Working from home may emerge as the new norm, a norm that many had long predicted, the advent of the dispersed office, but which companies and managers (all those eager folk with MBAs) never allowed to emerge.
Thinking back to the early 1960s, with its hopes of change and prosperity, of change in society and even in the Church (remember the enthusiasm so many had for Pope John XXIII and Mater and Magister?), it was an era, at least for some, of hippies living in tepees and Native American lodges. The thought then was that a simpler way of life would provide the solution to climate change, to famine, to a divided society of haves and have-nots.
From those heady days post-1968 – for some Catholics in America the days of Ramparts Magazine and the direct application of Gospel values in daily life, much to the horror of the suburbs then still enjoying ‘the American way of life’ – I have retained a battered paperback which evokes a different style of facing the ‘the world of work’.
The authors were all emphatic that it was important to find out about local laws and rules about business, such as food safety and so on”
It is called A Handbook of Home Businesses Ideas and Plans, edited by John Shuttleworth and others (Bantam Books, 1976), which was subtitled a ‘do-it yourself employment ideas that work!’; such at least was the claim. The creator and publisher of this handbook were associates of The Mother Earth News – a reminder of the happy enthusiasms so many of us back then had.

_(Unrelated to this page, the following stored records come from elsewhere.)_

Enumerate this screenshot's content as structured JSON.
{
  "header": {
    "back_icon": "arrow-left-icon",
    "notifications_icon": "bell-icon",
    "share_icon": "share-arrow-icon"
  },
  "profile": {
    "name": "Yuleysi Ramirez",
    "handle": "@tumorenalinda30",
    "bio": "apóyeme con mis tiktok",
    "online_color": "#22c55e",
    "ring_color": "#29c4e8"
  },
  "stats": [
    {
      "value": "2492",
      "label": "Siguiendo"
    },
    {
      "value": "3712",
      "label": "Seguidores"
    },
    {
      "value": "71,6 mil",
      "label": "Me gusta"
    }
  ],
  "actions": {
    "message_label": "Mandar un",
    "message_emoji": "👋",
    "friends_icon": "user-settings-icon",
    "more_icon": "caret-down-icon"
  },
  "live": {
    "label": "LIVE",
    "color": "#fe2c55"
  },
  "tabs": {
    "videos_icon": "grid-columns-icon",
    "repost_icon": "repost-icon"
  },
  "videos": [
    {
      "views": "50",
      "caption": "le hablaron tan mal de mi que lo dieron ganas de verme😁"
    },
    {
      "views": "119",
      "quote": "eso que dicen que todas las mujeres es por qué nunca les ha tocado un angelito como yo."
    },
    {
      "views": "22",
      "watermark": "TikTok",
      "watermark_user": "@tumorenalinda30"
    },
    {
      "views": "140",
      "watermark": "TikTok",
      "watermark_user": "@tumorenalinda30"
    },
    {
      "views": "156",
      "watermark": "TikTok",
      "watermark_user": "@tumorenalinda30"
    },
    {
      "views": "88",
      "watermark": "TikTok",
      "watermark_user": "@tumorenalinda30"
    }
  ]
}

When this book appeared in 1976, the notions that coalesced into a philosophical movement were already centuries old. They may seem to be ‘new’ in some places and for some people, but for others they have been a part of their outlook for ages.
So what sort of business notions was Mother Earth putting forward? These ideals were new to business men. There were no ambitions to dominate the streets with global technology. But this is the way artists, writers and poets had lived and worked since the dawn of time. It presented the ancient working habits of creative people, the ultimate in working from home, as the new way to go.
Now it’s back again. Sometimes the simplest lessons and ideas are the best. So we do not need to return to ‘normal’, we need to learn to live in the new reality. This will make the concept of ‘life-long learning’ come to pass.
One idea that appealed greatly to me was a chapter by one Clarence Socwell with two supporting essays by others, on how he ran a paperback exchange shop. The idea certainly worked. I felt I could do that – buy the books at a quarter of the original cover price, and then sell them on at half of it, which is 50% profit for you and a half-price bargain for the customer.
But there were ideas for all kinds of other business: cement laying service; a window cleaning business; a photo-business based on the technique of the Victorian tintype; how to run a kitchen table sweet factory; or to sell fresh local produce door-to-door. These all sound very small scale, but from such small ideas great things rose.
The authors were all emphatic that it was important to find out about local laws and rules about business, such as food safety and so on, to keep careful books and to pay your taxes, especially VAT. How many businesses of all sizes fail in these respects, especially in the matter of VAT, which so many sole traders think they will be able to pay off later without putting anything aside to do so?
But this sentence appears on one of the first pages: “This book is dedicated to a revival of neighbourly self-reliance that soft-headed government bureaucrats seem so determined to kill.”
So take that as a warning. Plunge into the new world of working from home with care.